Tuesday, 19 November 2019

YHA - Paid Search Case Study

The Challenge

YHA is a charity with over 150 youth hostels in England & Wales that transforms young lives forever through travel and real adventure, opening their doors to almost 1m people each year.

During 2018 paid search performance declined across all campaigns. Impression share dropped off a cliff and revenue suffered. This was in part due to the rapid expansion of paid search bidding by online travel agents (OTAs) such as Booking.com.

YHA engaged us in March 2019 to reverse the slump in performance and to combat the growing market share of the OTAs.

The Solution

Our approach to improving the YHA accounts focused on building a solid foundation of keywords and ads, incremental changes based on data, and a series of test campaigns in different niche areas. 

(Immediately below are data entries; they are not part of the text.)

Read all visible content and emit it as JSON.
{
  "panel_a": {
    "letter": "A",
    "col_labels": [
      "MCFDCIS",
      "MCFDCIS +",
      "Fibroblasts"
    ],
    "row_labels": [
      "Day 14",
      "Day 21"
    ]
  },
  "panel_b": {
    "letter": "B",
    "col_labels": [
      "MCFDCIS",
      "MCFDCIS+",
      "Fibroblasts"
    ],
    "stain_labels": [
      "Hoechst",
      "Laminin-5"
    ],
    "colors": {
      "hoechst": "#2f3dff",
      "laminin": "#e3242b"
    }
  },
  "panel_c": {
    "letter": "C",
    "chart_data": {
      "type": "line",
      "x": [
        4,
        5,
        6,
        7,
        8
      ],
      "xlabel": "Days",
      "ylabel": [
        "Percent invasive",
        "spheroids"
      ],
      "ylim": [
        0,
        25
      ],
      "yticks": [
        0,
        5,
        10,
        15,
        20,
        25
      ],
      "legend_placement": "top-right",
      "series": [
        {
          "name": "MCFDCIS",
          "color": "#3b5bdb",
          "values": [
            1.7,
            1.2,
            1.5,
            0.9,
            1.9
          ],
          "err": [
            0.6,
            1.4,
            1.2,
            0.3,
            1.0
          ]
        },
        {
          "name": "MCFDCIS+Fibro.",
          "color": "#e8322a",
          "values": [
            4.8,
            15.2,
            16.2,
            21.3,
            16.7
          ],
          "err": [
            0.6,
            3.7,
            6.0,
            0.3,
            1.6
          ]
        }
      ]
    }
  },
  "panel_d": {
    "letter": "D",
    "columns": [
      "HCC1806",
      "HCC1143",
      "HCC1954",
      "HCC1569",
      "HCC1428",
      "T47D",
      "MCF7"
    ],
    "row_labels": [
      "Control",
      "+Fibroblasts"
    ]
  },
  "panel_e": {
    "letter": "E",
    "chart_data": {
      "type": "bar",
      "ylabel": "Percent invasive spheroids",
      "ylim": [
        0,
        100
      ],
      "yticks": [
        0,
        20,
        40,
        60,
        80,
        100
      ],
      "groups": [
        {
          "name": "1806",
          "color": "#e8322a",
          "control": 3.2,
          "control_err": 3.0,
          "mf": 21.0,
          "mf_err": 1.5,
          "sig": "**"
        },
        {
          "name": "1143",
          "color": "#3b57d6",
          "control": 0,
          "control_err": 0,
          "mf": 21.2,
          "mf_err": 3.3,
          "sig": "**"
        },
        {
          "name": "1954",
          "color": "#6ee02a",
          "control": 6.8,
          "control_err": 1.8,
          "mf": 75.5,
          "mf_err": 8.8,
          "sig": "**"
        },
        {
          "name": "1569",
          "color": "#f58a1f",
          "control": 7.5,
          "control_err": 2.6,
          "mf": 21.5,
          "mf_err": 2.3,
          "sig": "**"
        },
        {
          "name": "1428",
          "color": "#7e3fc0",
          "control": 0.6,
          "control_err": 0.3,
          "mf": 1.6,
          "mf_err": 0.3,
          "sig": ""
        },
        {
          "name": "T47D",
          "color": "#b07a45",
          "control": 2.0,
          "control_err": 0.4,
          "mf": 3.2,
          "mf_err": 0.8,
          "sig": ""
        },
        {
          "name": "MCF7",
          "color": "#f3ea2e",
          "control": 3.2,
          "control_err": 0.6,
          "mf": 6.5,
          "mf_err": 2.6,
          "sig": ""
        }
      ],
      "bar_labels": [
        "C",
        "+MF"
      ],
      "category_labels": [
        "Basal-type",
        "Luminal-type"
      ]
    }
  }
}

The account we took over had many hundreds of ad groups across two accounts (including a Google Grant account). The quality of these ad groups varied enormously. Many had irrelevant keywords, generic or incorrect ad copy or had the wrong bid strategy to compete in search.

We isolated the best performing keywords and conducted our own keyword research. We also overhauled all the ad copy to make it relevant to the keywords and updating the proposition copy. We also added Responsive Search ads to the campaigns. After cutting large numbers of poorly performing campaigns, adding new campaigns and changing bid strategies and bid prices we started seeing some improvements in performance. 


The Results

After three months managing the account revenue was up year on year by 206%, from an increase in spend of only 10%.  The YHA's impression share also grew against competitor OTAs, resulting in a reduced cost per acquisition. 

“I’m delighted with the results achieved so far. We’ve not only seen a dramatic increase in traffic to the website and more accommodation sales, but we’re now making better use of the Google Grants account. This means we’re reaching more potential volunteers, funders and beneficiaries as well as families, friends and schools who could benefit from the charity in future.”